Er ahnt es vor dem Saal. „Ich befürchte, dass ich eine Menge abkriege heute“, sagt Markus Söder. Aber dass es so arg wird, merkt der Ministerpräsident erst am Abend. Zeile um Zeile arbeitet sich die Fastenpredigt an ihm ab, immer wieder er, er, er. Und im Lauf der Minuten ist es ihm anzumerken, allmählich auch den Ministern reihum: Die Begeisterung über viele Passagen, beginnend bei der Schmähung „Lügenbeutel“ für Söder, sinkt, der Lacherpegel auch. Manchem fällt es nicht leicht, nachher für Journalisten ein freundliches Gesicht aufzusetzen. „Drei Schluck Starkbier, dann erträgt man‘s leichter“, rät Söder dazu, was von ihm als Fast-nie-Trinker schon ein großes Wort ist.

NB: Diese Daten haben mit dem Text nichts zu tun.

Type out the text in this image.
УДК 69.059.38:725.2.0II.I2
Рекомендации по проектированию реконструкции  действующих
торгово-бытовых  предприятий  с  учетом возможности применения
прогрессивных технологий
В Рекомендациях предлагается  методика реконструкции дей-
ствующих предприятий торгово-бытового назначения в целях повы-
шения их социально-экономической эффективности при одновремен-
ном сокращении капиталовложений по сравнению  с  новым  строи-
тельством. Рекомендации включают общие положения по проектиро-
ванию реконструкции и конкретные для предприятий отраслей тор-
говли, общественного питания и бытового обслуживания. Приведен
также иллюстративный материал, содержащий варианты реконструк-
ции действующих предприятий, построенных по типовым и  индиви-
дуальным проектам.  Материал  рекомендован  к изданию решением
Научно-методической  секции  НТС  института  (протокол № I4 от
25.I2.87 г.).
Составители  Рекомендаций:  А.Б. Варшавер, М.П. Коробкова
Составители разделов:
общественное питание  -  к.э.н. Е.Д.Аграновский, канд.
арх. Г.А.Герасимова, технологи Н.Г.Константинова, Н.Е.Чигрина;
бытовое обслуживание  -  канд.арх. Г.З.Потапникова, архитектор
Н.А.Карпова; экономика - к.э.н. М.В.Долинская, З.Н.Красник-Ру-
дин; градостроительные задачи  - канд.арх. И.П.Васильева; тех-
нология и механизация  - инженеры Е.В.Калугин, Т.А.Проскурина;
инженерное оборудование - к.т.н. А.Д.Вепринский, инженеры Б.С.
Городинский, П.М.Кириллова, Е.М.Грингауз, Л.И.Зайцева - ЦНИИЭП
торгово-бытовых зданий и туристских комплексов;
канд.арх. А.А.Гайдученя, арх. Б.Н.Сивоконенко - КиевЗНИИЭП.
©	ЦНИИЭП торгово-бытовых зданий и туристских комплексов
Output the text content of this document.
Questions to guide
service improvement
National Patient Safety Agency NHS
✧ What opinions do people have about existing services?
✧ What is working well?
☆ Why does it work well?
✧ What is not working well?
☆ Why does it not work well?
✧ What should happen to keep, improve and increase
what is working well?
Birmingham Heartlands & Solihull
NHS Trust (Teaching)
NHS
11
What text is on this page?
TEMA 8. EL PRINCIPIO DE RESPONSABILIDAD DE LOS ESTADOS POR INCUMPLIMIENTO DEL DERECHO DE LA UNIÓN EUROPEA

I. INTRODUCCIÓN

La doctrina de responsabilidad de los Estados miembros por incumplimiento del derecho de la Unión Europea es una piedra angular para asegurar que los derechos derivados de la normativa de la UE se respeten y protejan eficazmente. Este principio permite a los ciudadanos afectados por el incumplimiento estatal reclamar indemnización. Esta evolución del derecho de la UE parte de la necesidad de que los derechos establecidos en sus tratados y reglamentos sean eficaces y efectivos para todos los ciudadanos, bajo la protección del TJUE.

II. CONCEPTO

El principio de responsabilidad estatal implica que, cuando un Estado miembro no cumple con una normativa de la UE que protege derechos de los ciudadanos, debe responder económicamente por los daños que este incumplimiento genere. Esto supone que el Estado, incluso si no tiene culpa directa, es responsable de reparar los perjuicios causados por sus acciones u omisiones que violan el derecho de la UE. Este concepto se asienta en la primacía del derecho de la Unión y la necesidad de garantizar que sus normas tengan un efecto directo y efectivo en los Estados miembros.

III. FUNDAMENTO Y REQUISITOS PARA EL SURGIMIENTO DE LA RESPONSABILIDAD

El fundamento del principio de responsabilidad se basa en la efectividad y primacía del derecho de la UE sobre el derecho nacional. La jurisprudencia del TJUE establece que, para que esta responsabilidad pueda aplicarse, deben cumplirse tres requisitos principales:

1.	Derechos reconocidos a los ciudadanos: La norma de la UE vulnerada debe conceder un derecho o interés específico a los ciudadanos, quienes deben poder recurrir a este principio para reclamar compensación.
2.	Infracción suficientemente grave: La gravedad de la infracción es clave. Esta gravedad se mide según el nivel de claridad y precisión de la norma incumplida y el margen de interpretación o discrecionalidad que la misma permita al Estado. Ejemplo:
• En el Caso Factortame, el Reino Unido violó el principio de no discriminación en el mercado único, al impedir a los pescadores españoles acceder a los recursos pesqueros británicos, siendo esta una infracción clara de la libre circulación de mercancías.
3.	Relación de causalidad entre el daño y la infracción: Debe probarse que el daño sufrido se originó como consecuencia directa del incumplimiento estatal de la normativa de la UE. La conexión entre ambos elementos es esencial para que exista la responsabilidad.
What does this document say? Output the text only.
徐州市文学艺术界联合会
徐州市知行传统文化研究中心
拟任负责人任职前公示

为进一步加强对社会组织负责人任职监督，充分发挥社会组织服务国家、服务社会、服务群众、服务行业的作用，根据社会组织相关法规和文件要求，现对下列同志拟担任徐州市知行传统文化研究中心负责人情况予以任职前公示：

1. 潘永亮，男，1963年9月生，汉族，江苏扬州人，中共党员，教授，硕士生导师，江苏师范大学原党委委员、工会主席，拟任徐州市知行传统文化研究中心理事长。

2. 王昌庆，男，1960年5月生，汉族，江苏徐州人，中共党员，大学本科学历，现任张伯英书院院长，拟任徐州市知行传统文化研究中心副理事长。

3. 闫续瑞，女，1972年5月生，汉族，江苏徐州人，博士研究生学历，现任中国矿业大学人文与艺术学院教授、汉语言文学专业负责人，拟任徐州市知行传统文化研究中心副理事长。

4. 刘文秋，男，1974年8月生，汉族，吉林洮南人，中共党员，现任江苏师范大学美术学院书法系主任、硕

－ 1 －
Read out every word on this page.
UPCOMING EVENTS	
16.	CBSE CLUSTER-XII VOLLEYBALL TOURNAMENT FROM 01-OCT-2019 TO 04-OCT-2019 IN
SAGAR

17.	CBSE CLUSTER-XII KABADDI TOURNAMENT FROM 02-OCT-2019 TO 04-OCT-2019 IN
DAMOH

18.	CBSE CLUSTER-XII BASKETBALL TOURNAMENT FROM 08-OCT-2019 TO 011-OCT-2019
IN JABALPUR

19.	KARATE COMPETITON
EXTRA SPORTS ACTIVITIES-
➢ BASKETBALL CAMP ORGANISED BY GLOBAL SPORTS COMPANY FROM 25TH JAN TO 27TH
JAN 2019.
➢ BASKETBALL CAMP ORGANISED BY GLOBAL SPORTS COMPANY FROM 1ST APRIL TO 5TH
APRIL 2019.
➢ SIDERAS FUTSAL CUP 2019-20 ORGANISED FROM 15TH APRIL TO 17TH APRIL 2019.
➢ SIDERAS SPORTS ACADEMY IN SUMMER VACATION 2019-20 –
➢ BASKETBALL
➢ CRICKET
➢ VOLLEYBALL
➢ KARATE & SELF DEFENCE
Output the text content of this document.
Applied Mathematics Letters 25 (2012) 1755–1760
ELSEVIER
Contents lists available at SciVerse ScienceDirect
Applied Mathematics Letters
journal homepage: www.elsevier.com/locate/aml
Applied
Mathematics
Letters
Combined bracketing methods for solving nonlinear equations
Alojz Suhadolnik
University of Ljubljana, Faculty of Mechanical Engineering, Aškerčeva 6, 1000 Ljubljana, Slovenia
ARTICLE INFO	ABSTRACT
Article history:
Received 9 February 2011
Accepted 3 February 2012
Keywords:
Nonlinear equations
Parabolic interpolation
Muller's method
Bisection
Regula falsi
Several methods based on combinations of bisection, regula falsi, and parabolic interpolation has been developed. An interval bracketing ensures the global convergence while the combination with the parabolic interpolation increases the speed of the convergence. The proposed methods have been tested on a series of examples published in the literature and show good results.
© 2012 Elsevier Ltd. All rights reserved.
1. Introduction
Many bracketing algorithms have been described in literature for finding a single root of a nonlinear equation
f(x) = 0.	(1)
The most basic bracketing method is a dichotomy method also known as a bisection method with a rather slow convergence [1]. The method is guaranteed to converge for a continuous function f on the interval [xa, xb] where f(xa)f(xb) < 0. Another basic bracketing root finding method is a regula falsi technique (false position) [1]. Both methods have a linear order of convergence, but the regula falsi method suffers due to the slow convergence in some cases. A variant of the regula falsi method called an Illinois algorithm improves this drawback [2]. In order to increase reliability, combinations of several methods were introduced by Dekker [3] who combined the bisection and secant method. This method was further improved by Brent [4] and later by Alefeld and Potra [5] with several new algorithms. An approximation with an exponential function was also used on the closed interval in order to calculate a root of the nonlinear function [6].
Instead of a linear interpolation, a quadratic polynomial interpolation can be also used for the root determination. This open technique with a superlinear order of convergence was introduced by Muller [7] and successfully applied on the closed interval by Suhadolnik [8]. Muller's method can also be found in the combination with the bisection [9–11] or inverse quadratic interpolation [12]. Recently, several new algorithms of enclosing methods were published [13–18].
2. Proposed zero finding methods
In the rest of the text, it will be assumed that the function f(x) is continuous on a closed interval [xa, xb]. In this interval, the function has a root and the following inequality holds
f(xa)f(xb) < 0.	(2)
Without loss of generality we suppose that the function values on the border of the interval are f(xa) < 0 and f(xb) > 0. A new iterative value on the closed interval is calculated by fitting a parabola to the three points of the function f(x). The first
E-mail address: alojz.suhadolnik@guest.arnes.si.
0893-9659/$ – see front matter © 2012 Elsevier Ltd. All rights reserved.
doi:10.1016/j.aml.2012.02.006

Sein Urteil zur Rede ist skeptisch: „Es hat schon stärkere gegeben“, allenfalls „ein paar nette Gags“. Und, was auch vom Franken hier definitiv kein Kompliment ist: „Passt schon.“
Eines der ehrlichsten, aber bittersten Statements: Als Schafroth sagt, er komme zum Ende seines Auftritts, folgen aus dem Saal ein paar Klatscher. Kunstminister Markus Blume urteilt hart. „Das war schon eine intellektuelle Herausforderung, um sich zu den Pointen hinzudenken“, sagt der CSU-Politiker – er fand‘s unlustig. Eine richtige Abrechnung gibt es sogar von Sozialministerin Ulrike Scharf (CSU). In die laufende BR-Kamera sagt sie, sie sei „enttäuscht“. In diesen Zeiten einseitig „Lüge, Unwahrheit, Unfähigkeit“ vorgeworfen zu bekommen, „das passt nicht in die Zeit“. Die Rede sei wenig unterhaltsam gewesen. Sie habe sich, sagt Scharf, auf einen heiteren Abend gefreut – vergeblich. Agrarministerin Michaela Kaniber kritisiert das von Schafroth vermittelte Frauenbild als einseitig. Auch Freie-Wähler-Umweltminister Thorsten Glauber ist unzufrieden. Lachen gehöre dazu, sagt er, das habe in der Botschaft gefehlt. In diesen Reihen steht am Ende keiner auf, um Schafroth zuzuklatschen. Kein Skandal, aber ein Signal schon. Dass die Regierenden auch lachen könnten, zeigen sie erst bei und nach dem Singspiel, als Teil zwei deutlich milder. „Das hat entschädigt für die Predigt“, sagt Söder. „Einmal mehr“ habe das Singspiel den Abend „gerettet“, sagt Blume.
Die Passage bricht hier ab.